I felt for the first time that I was being entrusted with something, that's all -- there in that empty cathedral, somewhere in France, that day when you ordered me to take up this burden [Henry had made him Archbishop of Canterbury]. I was a man without honor. And suddenly I found it -- one I never imagined would ever become mine -- the honor of God.
The full title of the play is Becket: The Honor of God. St. Thomas Becket is a figure who deserves better attention today. Unfortunately, most people get their history from TV and movies, and the very fine 1964 movie with Peter O'Toole and Richard Burton is inexplicably out of print on VHS, not yet released on DVD, and never seems to make it onto the small screen, at least around here. But the play appears to be still in print.
In the play, Becket is a worldly, successful, sophisticated man, but he's utterly hollow inside, bereft of personal honor.
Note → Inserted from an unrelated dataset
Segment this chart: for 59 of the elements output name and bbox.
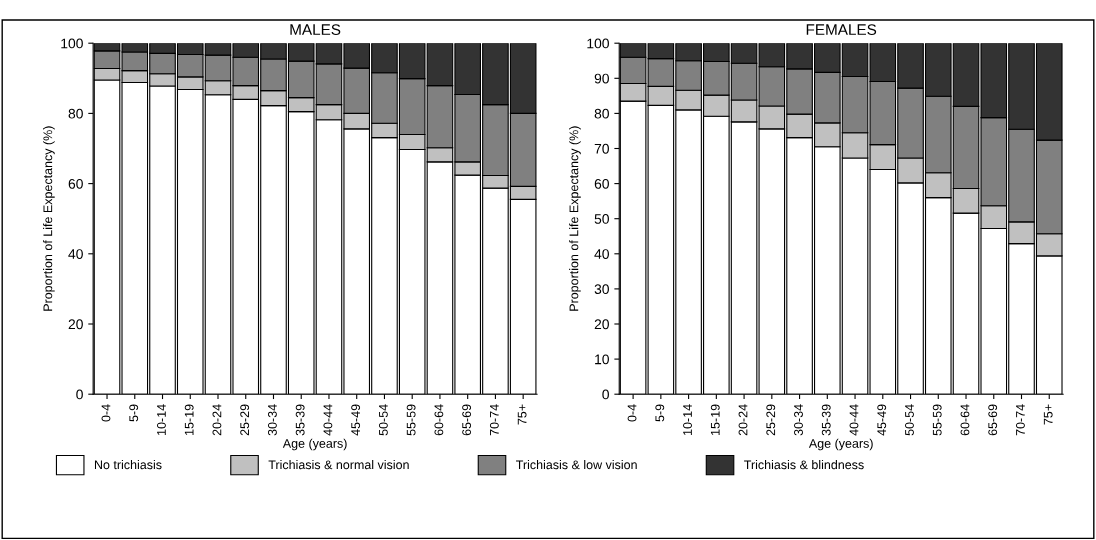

To his credit, he knows this and doesn't try to pretend otherwise. But then his friend the king makes him Archbishop of Canterbury, and Becket suddenly discovers the honor and integrity of God in the vocation that's thrust upon him. And when the king tries to call in a favor to make the Church subordinate itself to him, Becket defends God's honor to the death -- not, as certain religious zealots do today, by taking up the sword, but by simply standing fast and refusing to compromise.
And that's why he deserves our study today, when the Church faces challenges and pressure from so many directions to compromise its truth -- from the secular state, from Islam, from its own internal enemies. All we have to do is stand fast, like St. Thomas.